The “Michelangelo of custom lettering” will get earthy along with her latest impossibly elaborate design.

August 27, 2015

dressmaker Marian Bantjes has been amassing soil and sand from her travels for over six years. After touring to areas as a long way-flung South Africa, Argentina, and the Phillippines—frequently for design conferences—Bantjes returns to her dwelling in Canada with a jar stuffed with the position. Now she’s hanging her collection to good use in an impossibly problematic poster for the Alliance Graphique international (AGI).

To make the poster, Bantjes began with a general pencil drawing of the key divisions and letterforms and then tediously put down more than a few dirts and sands from her assortment, starting from the left corner and working her approach to the underside right. “The supplies differ in size of grains and evenness. The smoothest sand from Thailand was once the perfect to work with. other sands were lumpy or sticky with salt,” she says. “The dirts had been also of varying consistency. because of this very few of them would glide from a spout, so i’d put down a fair layer on the paper after which move it round with a small paintbrush.” Bantjes ground one of the most dirts with a mortar and pestle earlier than the use of, to “make them more obedient.”

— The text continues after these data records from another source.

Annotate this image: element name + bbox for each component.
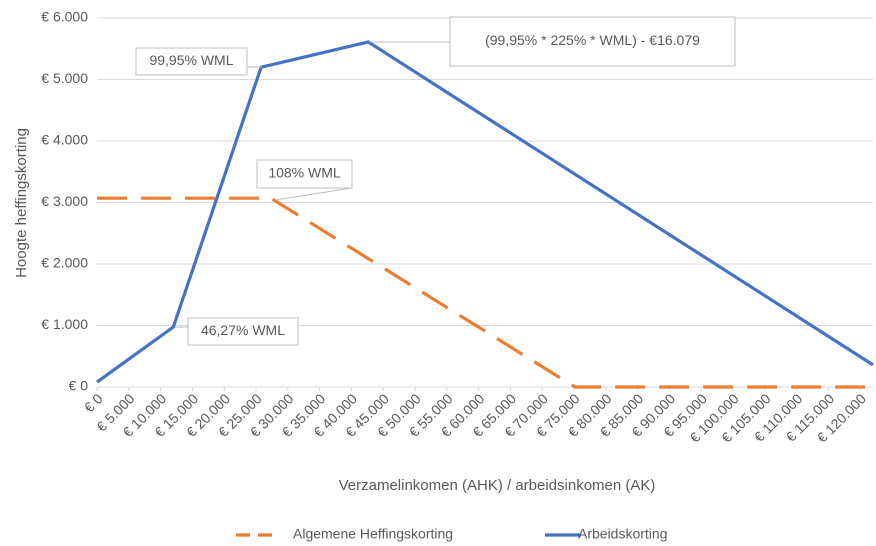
callout-leader <box>274 187 353 201</box>
legend-label: Arbeidskorting <box>578 526 668 542</box>
x-axis-title: Verzamelinkomen (AHK) / arbeidsinkomen (… <box>339 477 656 494</box>
y-tick-label: € 4.000 <box>41 132 88 148</box>
y-tick-label: € 3.000 <box>41 193 88 209</box>
callout-box <box>187 317 299 346</box>
x-tick-label: € 0 <box>81 390 106 415</box>
y-tick-label: € 1.000 <box>41 316 88 332</box>
callout-box <box>256 159 353 189</box>
series-line <box>97 196 873 389</box>
y-axis-title: Hoogte heffingskorting <box>13 128 30 278</box>
annotation: 46,27% WML <box>201 322 285 338</box>
callout-box <box>135 47 248 76</box>
legend-label: Algemene Heffingskorting <box>293 526 453 542</box>
annotation: 99,95% WML <box>149 52 233 68</box>
y-tick-label: € 6.000 <box>41 9 88 25</box>
callout-box <box>449 16 736 67</box>
y-tick-label: € 2.000 <box>41 255 88 271</box>
annotation: 108% WML <box>268 165 341 181</box>
y-tick-label: € 5.000 <box>41 70 88 86</box>
y-tick-label: € 0 <box>69 378 89 394</box>
annotation: (99,95% * 225% * WML) - €16.079 <box>485 32 700 48</box>
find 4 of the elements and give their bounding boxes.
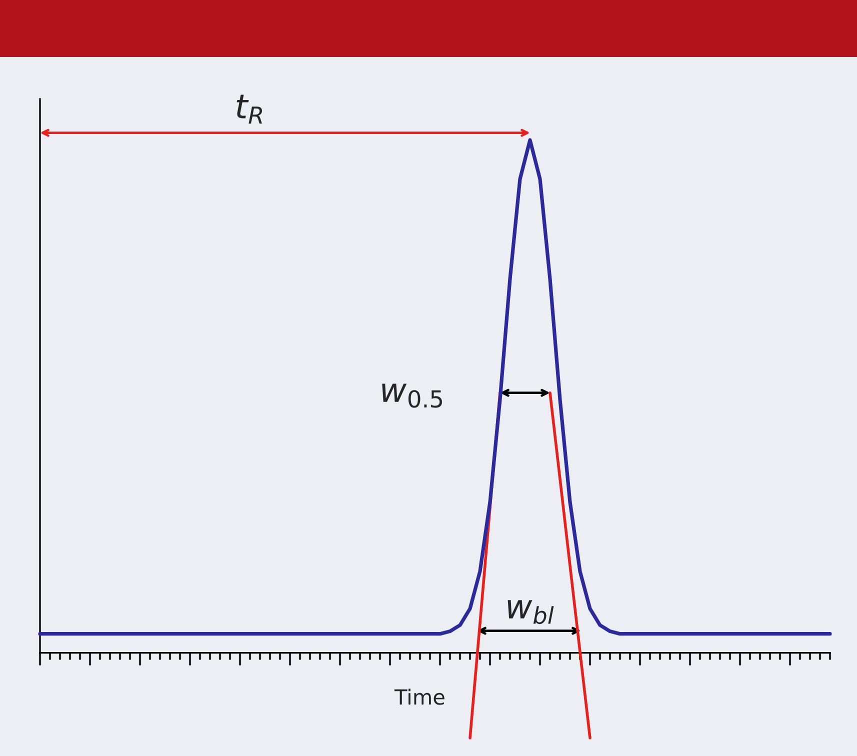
x-axis-title: Time (394, 688, 444, 705)
annotation: w$_{bl}$ (508, 600, 554, 624)
annotation: w$_{0.5}$ (382, 384, 442, 408)
text: t$_{R}$ (236, 94, 262, 124)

If there is one one who might dazzle us with dust it is Bantjes, whose penchant and persistence for labor intensive ornamentation has earned her the title “the Michelangelo of custom lettering” from Steven Heller. After starting off her career as a photograph and sort fashion designer, making clean and easy designs for clients, Bantjes left the corporate world to pursue projects that may allow her to include her now legendary Baroque type. each her 2010 e book i’m wondering and 2014 monograph Marian Bantjes: pretty photos are gorgeous contemporary illuminated manuscripts that showcase her brilliantly advanced lettering and designs.

along with a thoughts-numbing degree of detail, any other theme seen throughout Bantjes work is ephemerality. She’s worked with plant life, pasta, plasticine, and numerous different supplies to painstakingly assemble designs that simplest live on in photos. She estimates that about 1/2 of her work is completed by using hand, and she or he’s discovered herself leaning increasingly more toward the route of analogue.

“It’s a ordinary theme for me, and that i do it as a result of I enjoy it. I in finding that working with my hands is infinitely more relaxing and rewarding than engaged on the pc,” she says. As for the filth, Bantjes says she handiest used a small quantity of her assortment and is saving the remaining for future tasks. “I’ll keep collecting, so I are expecting I’ll do this once more at some point.”